Saat berkampanye, mantan presiden tersebut berulang kali memperingatkan adanya kecurangan dalam pemilu, termasuk kemungkinan adanya warga non-warga negara yang memberikan suaranya sebagai bagian dari rencana Partai Demokrat untuk membelokkan hasil pemilu yang menguntungkan Harris – sebuah klaim yang dibantah oleh para ahli sebagai hal yang tidak benar.

Sejumlah gugatan telah dilayangkan timnya terkait dugaan penyimpangan daftar pemilih, daftar orang yang berhak memilih.

Dan Trump juga menggunakan slogan “terlalu besar untuk dicurangi” untuk mendesak para pendukungnya agar memberikan suara dalam jumlah yang cukup besar untuk “menjamin kita menang dengan lebih dari margin kecurangan”.

“Dia sudah mengumumkan bahwa dialah pemenangnya bahkan sebelum surat suara dihitung. Ini adalah klaim yang sama yang dia buat pada tahun 2020: Jika dia bukan pemenang penghitungan resmi, itu hanya karena penipuan,” kata James Gardner, seorang profesor di Fakultas Hukum Universitas Buffalo di negara bagian New York.

“Dia telah meletakkan dasar untuk meneriakkan penipuan dan ketidakberesan hanya karena dia mungkin tidak menang. Jika itu adalah titik awal Anda, fakta bahwa penghitungan surat suara memerlukan waktu cukup lama hanyalah satu dari sejuta hal berbeda yang dapat Anda sampaikan.”

Menurut Gardner, “akar masalahnya adalah Partai Republik di bawah Trump tidak mau mematuhi aturan demokrasi.

“Mereka percaya bahwa mereka layak untuk berkuasa terlepas dari hasil pemilu. Akibatnya, mereka tidak mematuhi etika fair play yang demokratis. Demokrasi didasarkan pada aturan persaingan yang adil dan Partai Republik Trump tidak berkomitmen terhadap hal tersebut.”

Potensi kekerasan

Torres-Spelliscy mencatat bahwa meskipun Trump mengatakan dia menang sebelum semua suara dihitung, pernyataan seperti itu “tidak ada bedanya secara hukum”.

“Yang penting adalah siapa negara bagian dan DC yang melakukan sertifikasi dan kandidat mana yang memenangkan 270 suara Electoral College,” jelasnya.

Namun, jika Trump terlalu dini menyatakan kemenangan atas Harris dan pada akhirnya diketahui kalah setelah penghitungan suara, hal ini akan menambah ketidakpercayaan, kemarahan, dan perasaan tidak adil yang sudah merasuki banyak pendukung mantan presiden tersebut.

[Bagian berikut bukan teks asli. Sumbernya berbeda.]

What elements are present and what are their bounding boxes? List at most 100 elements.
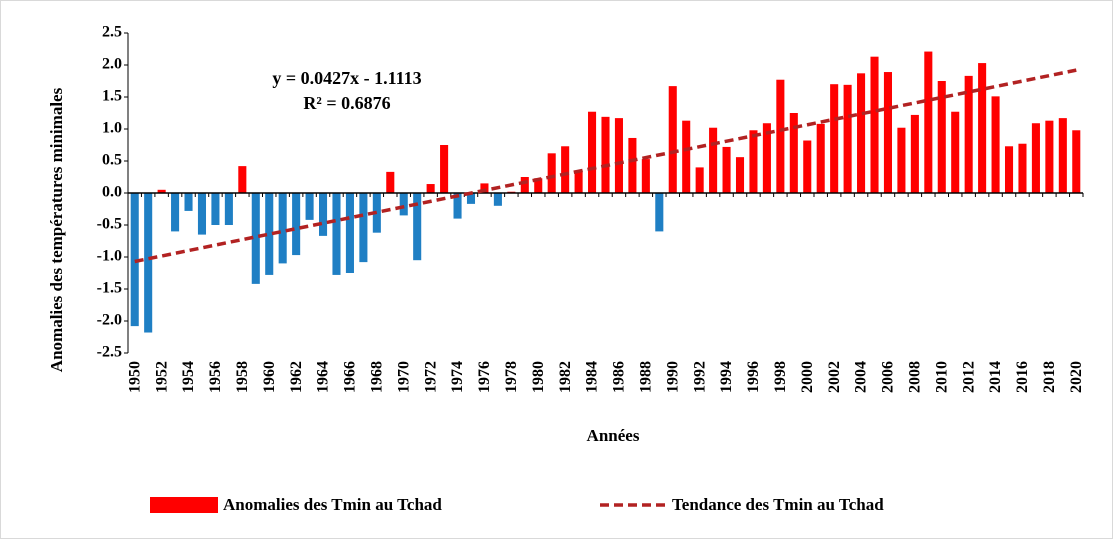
legend-label: Anomalies des Tmin au Tchad	[223, 495, 442, 514]
bar	[1004, 146, 1014, 193]
y-tick-label: 2.0	[102, 56, 122, 73]
y-tick-label: 0.5	[102, 152, 122, 169]
bar	[359, 193, 368, 263]
x-tick-label: 1982	[557, 361, 574, 393]
bar	[789, 113, 798, 193]
bar	[883, 72, 892, 193]
bar	[238, 166, 247, 193]
bar	[1045, 120, 1054, 193]
bar	[561, 146, 570, 193]
bar	[278, 193, 287, 264]
bar	[144, 193, 153, 333]
bar	[722, 146, 731, 193]
x-tick-label: 1972	[422, 361, 439, 393]
y-tick-label: 0.0	[102, 184, 122, 201]
x-tick-label: 1966	[342, 361, 359, 393]
bar	[695, 167, 704, 193]
bar	[762, 123, 771, 193]
bar	[964, 75, 973, 193]
x-tick-label: 1988	[638, 361, 655, 393]
y-tick-label: 2.5	[102, 24, 122, 41]
x-tick-label: 2020	[1068, 361, 1085, 393]
x-tick-label: 1986	[611, 361, 628, 393]
bar	[534, 178, 543, 193]
bar	[453, 193, 462, 219]
bar	[1031, 123, 1040, 193]
x-tick-label: 2008	[907, 361, 924, 393]
bar	[211, 193, 220, 225]
bar	[655, 193, 664, 232]
bar	[749, 130, 758, 193]
bar	[614, 118, 623, 193]
bar	[332, 193, 341, 275]
bar	[991, 96, 1000, 193]
bar	[305, 193, 314, 220]
y-tick-label: 1.5	[102, 88, 122, 105]
bar	[830, 84, 839, 193]
bar	[386, 171, 395, 193]
bar	[265, 193, 274, 275]
x-axis-label: Années	[587, 426, 640, 445]
y-tick-label: -2.0	[97, 312, 122, 329]
bar	[870, 56, 879, 194]
bar	[547, 153, 556, 193]
bar	[345, 193, 354, 273]
bar	[682, 120, 691, 193]
y-tick-label: -1.0	[97, 248, 122, 265]
x-tick-label: 1956	[207, 361, 224, 393]
bar	[588, 111, 597, 193]
x-tick-label: 2006	[880, 361, 897, 393]
x-tick-label: 2012	[960, 361, 977, 393]
bar	[1018, 143, 1027, 193]
bar	[171, 193, 180, 232]
x-tick-label: 1998	[772, 361, 789, 393]
x-tick-label: 1974	[449, 361, 466, 393]
bar	[520, 177, 529, 193]
bar	[493, 193, 502, 206]
bar	[224, 193, 233, 225]
x-tick-label: 1980	[530, 361, 547, 393]
bar	[937, 81, 946, 193]
bar	[816, 123, 825, 193]
y-tick-label: -2.5	[97, 344, 122, 361]
bar	[924, 51, 933, 194]
bar	[292, 193, 301, 256]
bar	[440, 145, 449, 193]
x-tick-label: 1992	[691, 361, 708, 393]
bar	[951, 111, 960, 193]
trend-line	[134, 68, 1077, 264]
x-tick-label: 2004	[853, 361, 870, 393]
bar	[857, 73, 866, 193]
bar	[776, 79, 785, 193]
x-tick-label: 2014	[987, 361, 1004, 393]
legend-label: Tendance des Tmin au Tchad	[672, 495, 884, 514]
x-tick-label: 1996	[745, 361, 762, 393]
x-tick-label: 1964	[315, 361, 332, 393]
x-tick-label: 1978	[503, 361, 520, 393]
bar	[184, 193, 193, 211]
bar	[399, 193, 408, 216]
bar	[413, 193, 422, 261]
bar	[319, 193, 328, 236]
x-tick-label: 1960	[261, 361, 278, 393]
bar	[803, 140, 812, 193]
annotation: R² = 0.6876	[303, 93, 390, 113]
x-tick-label: 1970	[395, 361, 412, 393]
bar	[251, 193, 260, 284]
bar	[910, 114, 919, 193]
bar	[197, 193, 207, 235]
annotation: y = 0.0427x - 1.1113	[272, 68, 421, 88]
x-tick-label: 2002	[826, 361, 843, 393]
x-tick-label: 1990	[664, 361, 681, 393]
x-tick-label: 2010	[933, 361, 950, 393]
x-tick-label: 1968	[369, 361, 386, 393]
bar	[130, 193, 139, 327]
bar	[480, 183, 489, 193]
bar	[978, 63, 987, 193]
bar	[628, 137, 637, 193]
bar	[466, 193, 476, 204]
bar	[1072, 130, 1081, 193]
x-tick-label: 1954	[180, 361, 197, 393]
x-tick-label: 2000	[799, 361, 816, 393]
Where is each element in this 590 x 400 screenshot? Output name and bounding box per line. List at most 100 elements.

“Apa yang akan terjadi saat ini – apa yang sudah terjadi – adalah akan ada berbagai macam klaim aneh yang dibuat melalui media, dan setidaknya hal itu akan mengobarkan semangat para pendukung Trump,” kata Gardner. “Dan siapa yang tahu apa yang akan mereka lakukan.”

Di tengah klaim palsu Trump setelah pemilu tahun 2020, gerombolan pendukungnya menyerbu US Capitol di Washington, DC, untuk mencoba menghentikan Kongres dalam mengesahkan kemenangan pemilu Biden.

Pemberontakan yang terjadi pada tanggal 6 Januari 2021 terus bergema di seluruh negeri, kata Lakin, karena klaim palsu mengenai pemilu yang dicurangi “menciptakan perpecahan besar di negara ini dan pada akhirnya menyebabkan kekerasan”.

“Sangat disayangkan jika hal ini terjadi lagi,” katanya. “Ini akan menjadi sebuah parodi bagi demokrasi jika kita tidak dapat menemukan cara untuk kembali melakukan transfer kekuasaan secara damai.”